Un club en attente de réponses
Dans les bureaux de Grammont comme dans les travées du stade de La Mosson, l'incertitude règne. Les employés du club, encore marqués par un tour de vis ayant conduit au départ d'une douzaine de collègues il y a un an, vivent avec un flot d'interrogations. "Certains se disent que le changement peut être positif, d'autres le craignent", confie l'un des membres du personnel.
La situation est d'autant plus tendue que les informations officielles se font rares, laissant place à des rumeurs parfois farfelues. Quelques heures avant la publication de l'interview de Laurent Nicollin, le journaliste indépendant Romain Molina évoquait sur X un groupe anglais en passe de finaliser le rachat du club, alimentant des spéculations précipitées.
Des investisseurs à l'horizon
Le président pailladin s'est montré plus mesuré, annonçant avoir déjà reçu quatre ou cinq retours de potentiels investisseurs par l'intermédiaire de la banque d'affaires Case Cassiopea. Mandatée il y a quelques mois par le club, cette structure avait pour mission de lancer "un hameçon à la mer", selon les termes employés par Laurent Nicollin auprès du magazine Challenges en février 2025.
À l'époque, le président insistait : il ne souhaitait "pas vendre totalement le club". Mais les choses se sont accélérées depuis, et la question demeure : s'agira-t-il d'une simple prise de participation ou d'un rachat complet ? En se déclarant prêt à "s'effacer" avec son frère, Laurent Nicollin a donné un gage aux investisseurs potentiels, affirmant que la famille Nicollin, "pas une royauté", ne constituerait pas un frein.
Visites et perspectives d'avenir
Un investisseur potentiel doit d'ailleurs se rendre sur place cette semaine pour une visite du club, a dévoilé le président. Ce ne serait pas une première : une délégation anglophone aurait déjà été aperçue à La Mosson le 30 janvier dernier, lors du match contre Guingamp.

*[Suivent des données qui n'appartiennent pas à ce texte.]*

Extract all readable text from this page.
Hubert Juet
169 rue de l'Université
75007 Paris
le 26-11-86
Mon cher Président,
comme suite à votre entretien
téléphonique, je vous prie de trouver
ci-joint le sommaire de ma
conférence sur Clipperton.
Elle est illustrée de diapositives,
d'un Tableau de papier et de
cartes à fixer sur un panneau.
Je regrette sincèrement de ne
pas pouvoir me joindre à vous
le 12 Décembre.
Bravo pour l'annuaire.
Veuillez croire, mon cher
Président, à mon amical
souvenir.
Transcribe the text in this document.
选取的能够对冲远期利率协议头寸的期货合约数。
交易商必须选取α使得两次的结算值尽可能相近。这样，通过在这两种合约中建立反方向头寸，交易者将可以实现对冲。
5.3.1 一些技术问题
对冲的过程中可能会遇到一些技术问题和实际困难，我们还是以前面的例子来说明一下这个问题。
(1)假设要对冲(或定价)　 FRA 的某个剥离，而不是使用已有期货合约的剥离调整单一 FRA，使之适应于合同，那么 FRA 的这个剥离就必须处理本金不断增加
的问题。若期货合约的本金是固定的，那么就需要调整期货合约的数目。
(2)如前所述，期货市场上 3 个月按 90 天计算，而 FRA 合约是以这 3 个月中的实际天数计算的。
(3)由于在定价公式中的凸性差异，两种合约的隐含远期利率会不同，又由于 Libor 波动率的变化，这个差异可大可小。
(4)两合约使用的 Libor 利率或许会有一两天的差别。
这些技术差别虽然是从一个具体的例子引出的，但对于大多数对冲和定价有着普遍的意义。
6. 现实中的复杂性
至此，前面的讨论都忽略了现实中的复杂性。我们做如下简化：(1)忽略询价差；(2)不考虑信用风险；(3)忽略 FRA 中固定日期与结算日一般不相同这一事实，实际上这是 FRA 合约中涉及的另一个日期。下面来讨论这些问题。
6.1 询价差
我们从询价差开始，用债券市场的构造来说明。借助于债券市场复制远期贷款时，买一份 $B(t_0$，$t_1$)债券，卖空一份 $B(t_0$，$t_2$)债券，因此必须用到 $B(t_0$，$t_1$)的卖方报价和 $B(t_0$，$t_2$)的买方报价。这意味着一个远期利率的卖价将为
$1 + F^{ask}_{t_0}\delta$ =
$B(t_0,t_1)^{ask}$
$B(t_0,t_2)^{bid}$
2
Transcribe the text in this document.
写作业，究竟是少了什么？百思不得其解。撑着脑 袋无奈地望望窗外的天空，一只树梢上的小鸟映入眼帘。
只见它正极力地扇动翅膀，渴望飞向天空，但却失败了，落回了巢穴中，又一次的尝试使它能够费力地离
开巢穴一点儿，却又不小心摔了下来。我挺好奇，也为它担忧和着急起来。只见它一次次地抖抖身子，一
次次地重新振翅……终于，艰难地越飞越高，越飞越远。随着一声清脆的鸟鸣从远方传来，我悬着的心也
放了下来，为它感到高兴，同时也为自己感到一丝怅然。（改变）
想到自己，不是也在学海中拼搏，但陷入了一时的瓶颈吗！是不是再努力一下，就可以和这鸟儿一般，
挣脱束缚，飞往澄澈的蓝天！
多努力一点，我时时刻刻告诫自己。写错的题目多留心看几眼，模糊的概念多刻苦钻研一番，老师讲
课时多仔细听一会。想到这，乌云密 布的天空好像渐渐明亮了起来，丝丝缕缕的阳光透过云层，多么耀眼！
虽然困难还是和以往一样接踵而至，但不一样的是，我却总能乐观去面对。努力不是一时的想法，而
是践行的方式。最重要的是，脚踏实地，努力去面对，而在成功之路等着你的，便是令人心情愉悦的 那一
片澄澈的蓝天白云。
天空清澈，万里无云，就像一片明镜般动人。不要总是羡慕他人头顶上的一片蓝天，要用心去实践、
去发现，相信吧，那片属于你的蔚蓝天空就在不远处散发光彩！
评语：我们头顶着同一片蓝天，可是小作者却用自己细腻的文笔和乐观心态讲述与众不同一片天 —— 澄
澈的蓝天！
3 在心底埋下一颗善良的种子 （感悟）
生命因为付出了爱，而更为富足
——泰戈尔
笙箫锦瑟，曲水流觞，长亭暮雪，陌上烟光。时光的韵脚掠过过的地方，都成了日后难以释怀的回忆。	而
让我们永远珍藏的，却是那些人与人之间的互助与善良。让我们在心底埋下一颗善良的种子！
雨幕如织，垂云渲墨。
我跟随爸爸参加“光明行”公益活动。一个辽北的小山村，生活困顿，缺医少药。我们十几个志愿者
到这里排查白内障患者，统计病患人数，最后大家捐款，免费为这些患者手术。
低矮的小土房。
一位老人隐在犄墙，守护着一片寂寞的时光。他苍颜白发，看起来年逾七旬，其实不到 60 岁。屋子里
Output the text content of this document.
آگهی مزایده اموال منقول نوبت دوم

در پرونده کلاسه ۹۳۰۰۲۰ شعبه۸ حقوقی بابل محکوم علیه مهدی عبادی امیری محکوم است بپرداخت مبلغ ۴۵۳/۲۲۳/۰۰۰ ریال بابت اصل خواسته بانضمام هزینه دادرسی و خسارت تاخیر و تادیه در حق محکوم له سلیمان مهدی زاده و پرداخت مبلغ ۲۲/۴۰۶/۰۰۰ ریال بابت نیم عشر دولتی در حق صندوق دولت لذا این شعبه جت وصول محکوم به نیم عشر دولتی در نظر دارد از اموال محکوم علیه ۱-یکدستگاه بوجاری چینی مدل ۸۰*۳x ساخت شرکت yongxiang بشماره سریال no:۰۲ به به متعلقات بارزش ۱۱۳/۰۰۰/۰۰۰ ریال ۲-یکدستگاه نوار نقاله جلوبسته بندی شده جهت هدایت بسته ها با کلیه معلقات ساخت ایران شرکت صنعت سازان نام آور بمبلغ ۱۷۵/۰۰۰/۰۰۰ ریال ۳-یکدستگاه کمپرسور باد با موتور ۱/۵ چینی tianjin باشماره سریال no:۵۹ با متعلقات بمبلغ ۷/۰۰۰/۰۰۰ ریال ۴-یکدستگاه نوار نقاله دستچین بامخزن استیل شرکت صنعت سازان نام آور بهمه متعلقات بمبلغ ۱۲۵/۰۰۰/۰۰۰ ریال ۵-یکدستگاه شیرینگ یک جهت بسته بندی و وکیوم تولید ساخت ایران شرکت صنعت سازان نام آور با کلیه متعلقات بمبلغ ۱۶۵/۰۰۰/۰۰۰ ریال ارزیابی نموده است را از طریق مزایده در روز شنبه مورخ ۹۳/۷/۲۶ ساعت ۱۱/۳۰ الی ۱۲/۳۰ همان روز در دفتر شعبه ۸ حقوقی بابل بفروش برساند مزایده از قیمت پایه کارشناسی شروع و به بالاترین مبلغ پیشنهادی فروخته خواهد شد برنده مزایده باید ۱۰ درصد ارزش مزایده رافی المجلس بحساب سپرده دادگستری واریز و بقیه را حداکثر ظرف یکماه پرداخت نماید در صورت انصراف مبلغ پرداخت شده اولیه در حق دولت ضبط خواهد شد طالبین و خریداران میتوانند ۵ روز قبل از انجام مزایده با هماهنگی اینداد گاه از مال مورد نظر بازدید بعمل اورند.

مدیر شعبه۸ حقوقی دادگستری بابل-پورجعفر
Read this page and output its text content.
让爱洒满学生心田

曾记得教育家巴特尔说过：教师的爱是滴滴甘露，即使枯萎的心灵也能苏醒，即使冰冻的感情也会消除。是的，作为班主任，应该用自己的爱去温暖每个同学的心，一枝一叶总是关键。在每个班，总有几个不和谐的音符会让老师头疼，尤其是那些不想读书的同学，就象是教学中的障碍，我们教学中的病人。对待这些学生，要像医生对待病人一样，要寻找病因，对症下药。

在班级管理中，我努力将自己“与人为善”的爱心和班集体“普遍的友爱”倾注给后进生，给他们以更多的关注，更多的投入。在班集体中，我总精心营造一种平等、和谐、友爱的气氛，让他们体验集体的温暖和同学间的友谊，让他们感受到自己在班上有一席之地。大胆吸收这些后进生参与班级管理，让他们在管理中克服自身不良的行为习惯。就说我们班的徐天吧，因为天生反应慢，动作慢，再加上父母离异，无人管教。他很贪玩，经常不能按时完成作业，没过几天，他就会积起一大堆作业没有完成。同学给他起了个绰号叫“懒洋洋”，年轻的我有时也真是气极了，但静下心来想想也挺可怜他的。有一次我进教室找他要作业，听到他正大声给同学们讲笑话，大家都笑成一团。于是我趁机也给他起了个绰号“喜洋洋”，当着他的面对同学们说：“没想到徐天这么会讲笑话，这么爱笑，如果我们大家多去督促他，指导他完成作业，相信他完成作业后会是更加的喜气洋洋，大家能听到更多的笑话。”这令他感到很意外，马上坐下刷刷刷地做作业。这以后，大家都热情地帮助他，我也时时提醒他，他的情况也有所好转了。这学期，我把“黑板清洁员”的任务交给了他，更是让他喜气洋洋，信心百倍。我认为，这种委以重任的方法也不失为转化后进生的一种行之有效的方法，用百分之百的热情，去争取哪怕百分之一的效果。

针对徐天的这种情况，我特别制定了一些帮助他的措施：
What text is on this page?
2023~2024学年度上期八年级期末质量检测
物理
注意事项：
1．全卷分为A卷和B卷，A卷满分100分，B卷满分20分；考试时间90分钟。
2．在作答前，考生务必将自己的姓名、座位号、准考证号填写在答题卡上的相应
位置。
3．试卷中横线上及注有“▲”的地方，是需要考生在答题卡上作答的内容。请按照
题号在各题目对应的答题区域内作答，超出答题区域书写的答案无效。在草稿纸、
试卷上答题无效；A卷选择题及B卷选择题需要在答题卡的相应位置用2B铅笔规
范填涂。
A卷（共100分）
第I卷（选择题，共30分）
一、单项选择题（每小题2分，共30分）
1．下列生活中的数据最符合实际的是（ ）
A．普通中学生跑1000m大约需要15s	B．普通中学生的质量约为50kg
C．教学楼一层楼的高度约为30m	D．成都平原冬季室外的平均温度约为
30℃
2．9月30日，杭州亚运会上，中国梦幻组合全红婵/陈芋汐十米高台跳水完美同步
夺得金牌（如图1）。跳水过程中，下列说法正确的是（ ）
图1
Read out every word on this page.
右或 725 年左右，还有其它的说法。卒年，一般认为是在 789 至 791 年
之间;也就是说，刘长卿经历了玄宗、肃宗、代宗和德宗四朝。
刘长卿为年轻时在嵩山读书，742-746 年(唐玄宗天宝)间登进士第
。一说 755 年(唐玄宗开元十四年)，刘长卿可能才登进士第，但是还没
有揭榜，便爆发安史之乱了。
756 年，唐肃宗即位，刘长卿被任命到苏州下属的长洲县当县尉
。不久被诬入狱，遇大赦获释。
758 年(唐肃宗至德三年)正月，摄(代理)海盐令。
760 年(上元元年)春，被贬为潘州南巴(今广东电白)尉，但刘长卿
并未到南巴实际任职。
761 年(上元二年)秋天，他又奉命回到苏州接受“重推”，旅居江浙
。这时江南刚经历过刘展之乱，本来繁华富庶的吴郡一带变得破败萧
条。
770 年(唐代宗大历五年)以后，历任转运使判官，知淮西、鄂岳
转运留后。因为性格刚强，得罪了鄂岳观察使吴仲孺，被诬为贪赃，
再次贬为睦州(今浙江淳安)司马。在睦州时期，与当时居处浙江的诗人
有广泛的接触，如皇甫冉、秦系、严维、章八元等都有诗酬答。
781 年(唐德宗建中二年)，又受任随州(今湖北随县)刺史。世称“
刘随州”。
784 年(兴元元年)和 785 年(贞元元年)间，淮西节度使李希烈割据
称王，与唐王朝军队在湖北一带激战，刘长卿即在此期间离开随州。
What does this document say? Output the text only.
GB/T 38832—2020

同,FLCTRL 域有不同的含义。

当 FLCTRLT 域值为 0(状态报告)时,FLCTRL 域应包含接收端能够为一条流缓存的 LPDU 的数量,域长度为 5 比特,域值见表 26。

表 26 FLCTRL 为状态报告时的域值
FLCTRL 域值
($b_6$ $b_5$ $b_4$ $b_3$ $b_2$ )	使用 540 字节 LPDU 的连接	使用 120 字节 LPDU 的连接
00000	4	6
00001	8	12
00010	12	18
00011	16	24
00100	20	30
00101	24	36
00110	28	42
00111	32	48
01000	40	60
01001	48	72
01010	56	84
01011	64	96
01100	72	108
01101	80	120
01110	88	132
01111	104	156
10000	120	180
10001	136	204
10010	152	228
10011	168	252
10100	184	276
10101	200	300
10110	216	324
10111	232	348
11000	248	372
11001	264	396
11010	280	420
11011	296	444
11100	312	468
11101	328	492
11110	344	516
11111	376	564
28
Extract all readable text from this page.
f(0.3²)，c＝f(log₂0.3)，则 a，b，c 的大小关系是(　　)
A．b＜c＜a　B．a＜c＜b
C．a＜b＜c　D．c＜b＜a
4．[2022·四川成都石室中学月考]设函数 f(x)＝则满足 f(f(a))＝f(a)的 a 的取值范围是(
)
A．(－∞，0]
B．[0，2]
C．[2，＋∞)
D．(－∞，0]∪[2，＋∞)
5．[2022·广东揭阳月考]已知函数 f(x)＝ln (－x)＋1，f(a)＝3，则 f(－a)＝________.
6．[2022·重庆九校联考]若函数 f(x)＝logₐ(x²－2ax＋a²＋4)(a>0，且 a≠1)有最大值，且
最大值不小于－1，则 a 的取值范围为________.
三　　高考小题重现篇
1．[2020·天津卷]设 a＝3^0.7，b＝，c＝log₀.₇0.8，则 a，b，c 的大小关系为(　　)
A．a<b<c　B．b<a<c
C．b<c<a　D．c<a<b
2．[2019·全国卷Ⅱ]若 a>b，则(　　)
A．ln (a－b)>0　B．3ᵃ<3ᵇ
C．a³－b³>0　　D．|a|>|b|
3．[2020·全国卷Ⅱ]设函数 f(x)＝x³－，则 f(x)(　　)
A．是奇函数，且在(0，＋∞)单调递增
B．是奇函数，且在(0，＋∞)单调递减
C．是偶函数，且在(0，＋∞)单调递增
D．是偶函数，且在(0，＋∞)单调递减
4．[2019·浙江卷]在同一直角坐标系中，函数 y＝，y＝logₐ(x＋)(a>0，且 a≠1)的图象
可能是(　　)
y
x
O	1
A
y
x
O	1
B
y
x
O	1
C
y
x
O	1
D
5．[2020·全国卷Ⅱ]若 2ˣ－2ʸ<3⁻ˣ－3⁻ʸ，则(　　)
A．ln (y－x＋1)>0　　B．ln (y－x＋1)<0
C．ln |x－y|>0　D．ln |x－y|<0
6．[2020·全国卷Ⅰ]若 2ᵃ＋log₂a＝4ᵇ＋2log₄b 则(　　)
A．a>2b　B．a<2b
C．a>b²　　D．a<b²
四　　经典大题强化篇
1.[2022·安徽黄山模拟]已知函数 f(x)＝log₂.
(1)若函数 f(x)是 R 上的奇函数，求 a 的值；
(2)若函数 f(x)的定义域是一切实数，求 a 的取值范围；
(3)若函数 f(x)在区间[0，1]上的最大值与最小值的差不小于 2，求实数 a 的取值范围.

Pour Laurent Nicollin, l'essentiel réside dans la pérennité du club. "L'important, ce n'est pas que Laurent ou Olivier Nicollin aient 30%, 40%, 70%, 80%, l'important, c'est que le club soit sain financièrement et que quelqu'un puisse le booster", a-t-il déclaré à Midi Libre.
Une santé financière préoccupante
La situation économique du MHSC est au cœur des préoccupations. La chute des droits télévisés, longtemps principale source de revenus du club, a replacé la maison mère en première ligne. Cette baisse a incité la famille Nicollin, propriétaire à quasiment 100%, à envisager sérieusement l'ouverture du capital.
Les mesures drastiques prises ces derniers mois suivent cette logique : réduction des dépenses à tous les étages, cession de la section féminine au groupe Crux football fin 2025. Dans l'éventualité de l'arrivée de nouveaux investisseurs, le club ne pourra pas s'appuyer sur l'argument d'un nouveau stade, un atout de moins dans la négociation.
Le Montpellier Hérault SC se trouve ainsi à un carrefour de son histoire. Les déclarations de Laurent Nicollin ont ouvert une porte vers l'inconnu, marquant peut-être la fin prochaine d'une époque qui aura duré plus de cinquante ans. Alors que des investisseurs se montrent intéressés et que des visites se préparent, le club et ses supporters attendent avec impatience les développements qui façonneront son avenir.